ECLI:NL:RBDHA:2013:9467
Rechtbank Den Haag
- Eerste aanleg - enkelvoudig
- Rechtspraak.nl
Bestuurlijke boete voor overtreding van de Arbeidstijdenwet door niet-ingezetene
In deze zaak heeft de Rechtbank Den Haag op 31 juli 2013 uitspraak gedaan in een beroep tegen een bestuurlijke boete van € 1.100,- die aan eiser was opgelegd wegens overtreding van de Arbeidstijdenwet. Eiser, een niet-ingezetene uit Polen, had op 19 oktober 2012 als bestuurder van een trekker met oplegger gereden zonder een geldige bestuurderskaart.
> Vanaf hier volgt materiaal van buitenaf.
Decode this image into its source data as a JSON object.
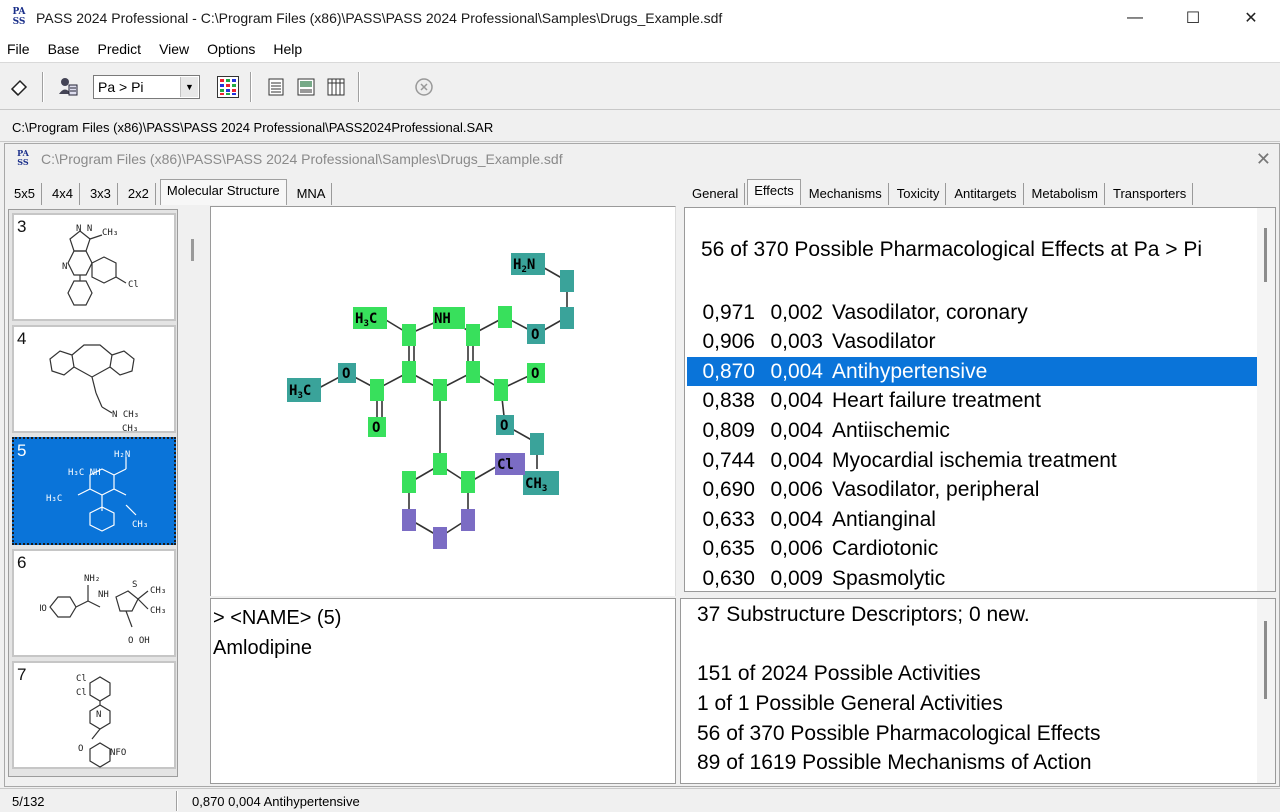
{
  "window": {
    "title": "PASS 2024 Professional - C:\\Program Files (x86)\\PASS\\PASS 2024 Professional\\Samples\\Drugs_Example.sdf",
    "app_icon_text": "PASS",
    "minimize": "—",
    "maximize": "☐",
    "close": "✕"
  },
  "menu": [
    "File",
    "Base",
    "Predict",
    "View",
    "Options",
    "Help"
  ],
  "toolbar": {
    "threshold_select": "Pa > Pi",
    "icons": [
      "eraser-icon",
      "user-settings-icon",
      "color-grid-icon",
      "document-icon",
      "image-icon",
      "table-icon",
      "stop-icon"
    ]
  },
  "sar_path": "C:\\Program Files (x86)\\PASS\\PASS 2024 Professional\\PASS2024Professional.SAR",
  "child_window": {
    "title": "C:\\Program Files (x86)\\PASS\\PASS 2024 Professional\\Samples\\Drugs_Example.sdf",
    "close": "✕"
  },
  "left_tabs": [
    "5x5",
    "4x4",
    "3x3",
    "2x2",
    "Molecular Structure",
    "MNA"
  ],
  "left_active_tab": "Molecular Structure",
  "right_tabs": [
    "General",
    "Effects",
    "Mechanisms",
    "Toxicity",
    "Antitargets",
    "Metabolism",
    "Transporters"
  ],
  "right_active_tab": "Effects",
  "thumbnails": [
    {
      "num": "3",
      "selected": false
    },
    {
      "num": "4",
      "selected": false
    },
    {
      "num": "5",
      "selected": true
    },
    {
      "num": "6",
      "selected": false
    },
    {
      "num": "7",
      "selected": false
    }
  ],
  "molecule": {
    "atom_labels": {
      "h2n": [
        "H",
        "2",
        "N"
      ],
      "h3c_top": [
        "H",
        "3",
        "C"
      ],
      "nh": "NH",
      "o": "O",
      "h3c_left": [
        "H",
        "3",
        "C"
      ],
      "cl": "Cl",
      "ch3": [
        "CH",
        "3"
      ]
    }
  },
  "name_pane": {
    "line1": ">  <NAME> (5)",
    "line2": "Amlodipine"
  },
  "effects": {
    "header": "56 of 370 Possible Pharmacological Effects at Pa > Pi",
    "rows": [
      {
        "pa": "0,971",
        "pi": "0,002",
        "name": "Vasodilator, coronary",
        "selected": false
      },
      {
        "pa": "0,906",
        "pi": "0,003",
        "name": "Vasodilator",
        "selected": false
      },
      {
        "pa": "0,870",
        "pi": "0,004",
        "name": "Antihypertensive",
        "selected": true
      },
      {
        "pa": "0,838",
        "pi": "0,004",
        "name": "Heart failure treatment",
        "selected": false
      },
      {
        "pa": "0,809",
        "pi": "0,004",
        "name": "Antiischemic",
        "selected": false
      },
      {
        "pa": "0,744",
        "pi": "0,004",
        "name": "Myocardial ischemia treatment",
        "selected": false
      },
      {
        "pa": "0,690",
        "pi": "0,006",
        "name": "Vasodilator, peripheral",
        "selected": false
      },
      {
        "pa": "0,633",
        "pi": "0,004",
        "name": "Antianginal",
        "selected": false
      },
      {
        "pa": "0,635",
        "pi": "0,006",
        "name": "Cardiotonic",
        "selected": false
      },
      {
        "pa": "0,630",
        "pi": "0,009",
        "name": "Spasmolytic",
        "selected": false
      }
    ]
  },
  "descriptors": {
    "line1": "37  Substructure Descriptors;  0  new.",
    "line2": "151 of 2024 Possible Activities",
    "line3": "1 of 1 Possible General Activities",
    "line4": "56 of 370 Possible Pharmacological Effects",
    "line5": "89 of 1619 Possible Mechanisms of Action"
  },
  "status": {
    "position": "5/132",
    "selection": "0,870  0,004  Antihypertensive"
  },
  "colors": {
    "selection": "#0a74d9",
    "atom_green": "#38e05c",
    "atom_teal": "#3aa39a",
    "atom_purple": "#7b6cc4"
  }
}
De boete werd direct ter plaatse geïnd door de toezichthouder van de Inspectie, omdat de bestuurder geen bekende woon- of verblijfplaats in Nederland had.
Eiser heeft in beroep aangevoerd dat het direct innen van de boete in strijd is met artikel 12 van het EG-Verdrag, dat discriminatie op grond van nationaliteit verbiedt. Hij stelde dat er geen objectieve rechtvaardigingsgrond is om niet-ingezetenen anders te behandelen dan Nederlandse onderdanen. De rechtbank heeft echter geoordeeld dat de opgelegde boete niet onder de werkingssfeer van het Kaderbesluit 2005/214/JBZ valt, dat betrekking heeft op strafrechtelijke sancties, en dat de boete een zuiver bestuursrechtelijke sanctie is.
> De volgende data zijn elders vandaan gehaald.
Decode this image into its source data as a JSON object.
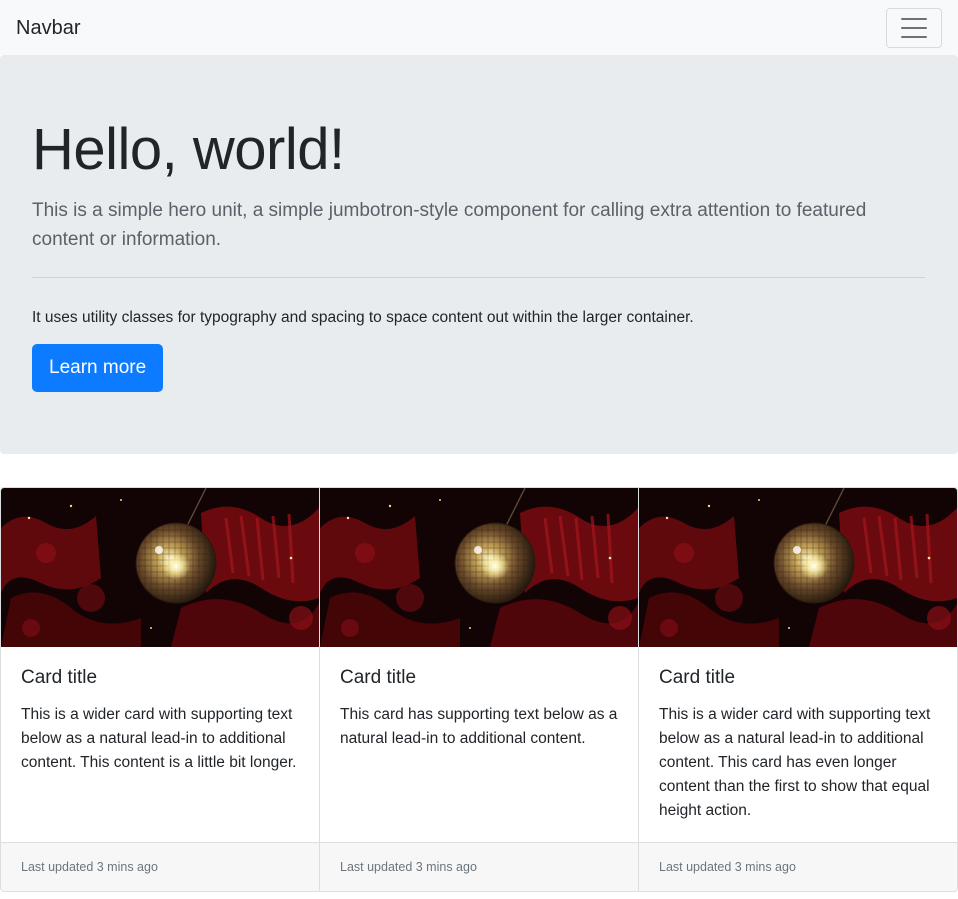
{
  "navbar": {
    "brand": "Navbar",
    "toggler_icon": "hamburger-menu-icon"
  },
  "jumbotron": {
    "heading": "Hello, world!",
    "lead": "This is a simple hero unit, a simple jumbotron-style component for calling extra attention to featured content or information.",
    "body": "It uses utility classes for typography and spacing to space content out within the larger container.",
    "button_label": "Learn more"
  },
  "colors": {
    "primary": "#0d7bff",
    "jumbotron_bg": "#e9ecef",
    "navbar_bg": "#f8f9fa",
    "footer_bg": "#f7f7f7"
  },
  "cards": [
    {
      "title": "Card title",
      "text": "This is a wider card with supporting text below as a natural lead-in to additional content. This content is a little bit longer.",
      "footer": "Last updated 3 mins ago"
    },
    {
      "title": "Card title",
      "text": "This card has supporting text below as a natural lead-in to additional content.",
      "footer": "Last updated 3 mins ago"
    },
    {
      "title": "Card title",
      "text": "This is a wider card with supporting text below as a natural lead-in to additional content. This card has even longer content than the first to show that equal height action.",
      "footer": "Last updated 3 mins ago"
    }
  ]
}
De rechtbank heeft vastgesteld dat eiser de overtreding niet heeft betwist en dat de hoogte van de boete is gebaseerd op de Beleidsregel boeteoplegging Arbeidstijdenwet en Arbeidstijdenbesluit vervoer. De rechtbank concludeert dat het onderscheid in behandeling van ingezetenen en niet-ingezetenen objectief gerechtvaardigd is, omdat directe betaling van de boete voorkomt dat niet-ingezetenen deze niet betalen. De rechtbank verklaart het beroep ongegrond en bevestigt de rechtmatigheid van de opgelegde boete.